In 1985, Primo Levi was known in Britain and America for a single book, If This is a Man, his memoir of survival in Auschwitz. Then came The Periodic Table, which arrived in this country garlanded with eulogies from Saul Bellow, Philip Roth, Italo Calvino and Umberto Eco. I fell upon it avidly, not primarily because of those recommendations, but because Levi was by original trade an industrial chemist: here was a man who had somehow put chemistry at the heart of a book acclaimed by the literati.
For me, a former chemist, about to edit a poetry magazine, Poetry Review, the timing was perfect. The Periodic Table is an autobiography in which every chapter takes the title of a chemical element. This isn’t formulaic. Sometimes Levi’s story really does have the quest for a particular chemical element as its core; at other times it is the subtlest of metaphors, as in Argon, in which that gas’s almost total inertness symbolises the marginal status of his Piedmontese Jewish forebears.
I read the book originally in English but later came to appreciate Levi in Italian (many of his stories and essays have still never been translated). His style translates exceptionally well because Levi weighs every word; there is, as Bellow says “nothing superfluous”. In his books Levi is grave, serene, dignified and all the more heartbreaking for his modest restraint. For me, the most touching story is Phosphorus. Levi was immensely shy with women and, in a laboratory in 1942, on a wild goose chase for a diabetes cure, he met Giulia, a girl he felt unable to woo properly: “A veil, a breath, a throw of the dice diverted us onto two divergent paths, which were not ours”.
The Periodic Table shows how chemistry was just as animated a realm for Levi as nature was for Thomas Hardy – the stink of chemistry a pleasant effluvium that pervaded his life.
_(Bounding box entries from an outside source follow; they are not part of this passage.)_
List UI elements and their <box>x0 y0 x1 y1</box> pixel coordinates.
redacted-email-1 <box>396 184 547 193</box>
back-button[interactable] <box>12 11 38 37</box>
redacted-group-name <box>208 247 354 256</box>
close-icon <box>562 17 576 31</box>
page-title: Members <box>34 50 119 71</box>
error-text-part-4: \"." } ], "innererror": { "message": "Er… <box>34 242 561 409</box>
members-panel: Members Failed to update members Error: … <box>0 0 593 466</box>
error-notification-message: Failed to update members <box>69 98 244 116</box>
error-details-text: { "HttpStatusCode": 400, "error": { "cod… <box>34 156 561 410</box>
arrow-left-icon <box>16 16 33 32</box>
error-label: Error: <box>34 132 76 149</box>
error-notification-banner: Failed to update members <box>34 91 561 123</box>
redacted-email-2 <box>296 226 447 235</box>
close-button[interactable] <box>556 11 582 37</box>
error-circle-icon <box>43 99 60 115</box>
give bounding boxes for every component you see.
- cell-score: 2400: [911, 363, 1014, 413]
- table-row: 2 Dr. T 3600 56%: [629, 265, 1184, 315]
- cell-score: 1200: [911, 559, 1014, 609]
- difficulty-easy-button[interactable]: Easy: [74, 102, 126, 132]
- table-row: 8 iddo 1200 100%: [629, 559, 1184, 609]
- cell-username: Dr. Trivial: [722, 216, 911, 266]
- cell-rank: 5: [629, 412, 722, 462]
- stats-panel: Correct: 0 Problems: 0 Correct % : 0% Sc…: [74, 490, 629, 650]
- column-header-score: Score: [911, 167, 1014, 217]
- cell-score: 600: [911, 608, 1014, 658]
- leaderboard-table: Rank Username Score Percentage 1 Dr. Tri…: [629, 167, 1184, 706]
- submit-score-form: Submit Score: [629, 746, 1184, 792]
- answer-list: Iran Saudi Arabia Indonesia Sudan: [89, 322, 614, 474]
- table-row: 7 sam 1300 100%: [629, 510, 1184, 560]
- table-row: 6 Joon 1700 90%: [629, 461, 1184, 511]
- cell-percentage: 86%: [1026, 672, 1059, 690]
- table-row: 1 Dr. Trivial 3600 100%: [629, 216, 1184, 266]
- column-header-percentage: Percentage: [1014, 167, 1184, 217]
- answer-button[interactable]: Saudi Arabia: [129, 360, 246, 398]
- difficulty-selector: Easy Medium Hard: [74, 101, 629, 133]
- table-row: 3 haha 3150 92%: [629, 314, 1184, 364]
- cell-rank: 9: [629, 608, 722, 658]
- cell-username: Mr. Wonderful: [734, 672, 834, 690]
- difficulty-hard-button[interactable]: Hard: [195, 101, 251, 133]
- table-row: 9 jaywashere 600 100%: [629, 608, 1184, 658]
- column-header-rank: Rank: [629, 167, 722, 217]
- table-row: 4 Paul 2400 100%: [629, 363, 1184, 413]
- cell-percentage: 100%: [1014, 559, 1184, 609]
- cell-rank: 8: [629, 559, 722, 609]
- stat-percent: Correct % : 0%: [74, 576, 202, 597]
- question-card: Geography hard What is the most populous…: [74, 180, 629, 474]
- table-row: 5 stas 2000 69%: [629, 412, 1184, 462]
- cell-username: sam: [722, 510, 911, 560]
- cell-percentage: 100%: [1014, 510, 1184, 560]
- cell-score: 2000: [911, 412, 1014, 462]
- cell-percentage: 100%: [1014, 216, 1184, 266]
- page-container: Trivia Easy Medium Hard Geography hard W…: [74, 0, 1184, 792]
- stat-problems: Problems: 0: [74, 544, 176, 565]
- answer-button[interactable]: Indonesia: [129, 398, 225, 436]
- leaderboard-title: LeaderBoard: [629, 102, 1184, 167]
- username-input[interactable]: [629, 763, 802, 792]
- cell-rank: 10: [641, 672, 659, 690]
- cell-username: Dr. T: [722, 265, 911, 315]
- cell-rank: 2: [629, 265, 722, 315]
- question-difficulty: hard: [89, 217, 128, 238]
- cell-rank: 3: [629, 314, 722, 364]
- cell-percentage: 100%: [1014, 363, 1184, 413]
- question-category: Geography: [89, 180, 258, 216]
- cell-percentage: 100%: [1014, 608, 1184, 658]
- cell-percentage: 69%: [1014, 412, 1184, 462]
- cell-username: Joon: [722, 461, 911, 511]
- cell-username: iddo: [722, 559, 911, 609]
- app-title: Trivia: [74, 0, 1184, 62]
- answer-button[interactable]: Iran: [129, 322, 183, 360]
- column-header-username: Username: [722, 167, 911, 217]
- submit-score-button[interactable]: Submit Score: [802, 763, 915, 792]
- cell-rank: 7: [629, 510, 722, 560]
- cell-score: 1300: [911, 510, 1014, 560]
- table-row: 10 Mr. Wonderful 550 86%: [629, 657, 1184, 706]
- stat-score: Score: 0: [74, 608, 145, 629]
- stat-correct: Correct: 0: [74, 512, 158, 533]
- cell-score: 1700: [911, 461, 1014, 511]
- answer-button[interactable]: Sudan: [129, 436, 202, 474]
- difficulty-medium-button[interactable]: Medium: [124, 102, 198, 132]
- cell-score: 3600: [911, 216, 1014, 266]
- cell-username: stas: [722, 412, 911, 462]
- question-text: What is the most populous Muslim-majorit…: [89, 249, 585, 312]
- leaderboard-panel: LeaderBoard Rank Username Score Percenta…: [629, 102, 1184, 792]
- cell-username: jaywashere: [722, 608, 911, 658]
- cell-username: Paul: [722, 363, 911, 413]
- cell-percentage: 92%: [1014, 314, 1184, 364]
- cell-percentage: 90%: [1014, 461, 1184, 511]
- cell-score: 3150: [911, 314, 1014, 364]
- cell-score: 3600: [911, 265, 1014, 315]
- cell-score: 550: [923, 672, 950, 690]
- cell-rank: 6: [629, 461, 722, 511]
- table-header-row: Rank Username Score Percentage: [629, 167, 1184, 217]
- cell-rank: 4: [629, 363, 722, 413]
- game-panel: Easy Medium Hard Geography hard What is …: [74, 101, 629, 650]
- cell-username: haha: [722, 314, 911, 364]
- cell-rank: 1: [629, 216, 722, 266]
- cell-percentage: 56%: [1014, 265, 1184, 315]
It was also a source of moral strength. In the skewed human world of Mussolini’s racial laws and the nightmare inversion of humanity that was Auschwitz, chemistry’s tangible knowledge was an incorruptible bastion to which he could cling: “Matter is matter, neither noble nor vile”. It also saved his life.
Levi was a slightly built man and only the strongest could survive many months of the camp in winter. In the summer of 1944 Levi was detailed to work in the laboratory. The chapter Cerium recounts how he found a store of alloy that could be whittled down to make lighter flints and bartered for food. It was this that kept him alive. The Periodic Table marks a coming of age for science in literature. For Levi there was only one culture and he delighted in trespassing on specialised domains. It is a book that is also a catalyst, one that opens the prospect of a whole world of delighted exploration, an expansion of the literary franchise.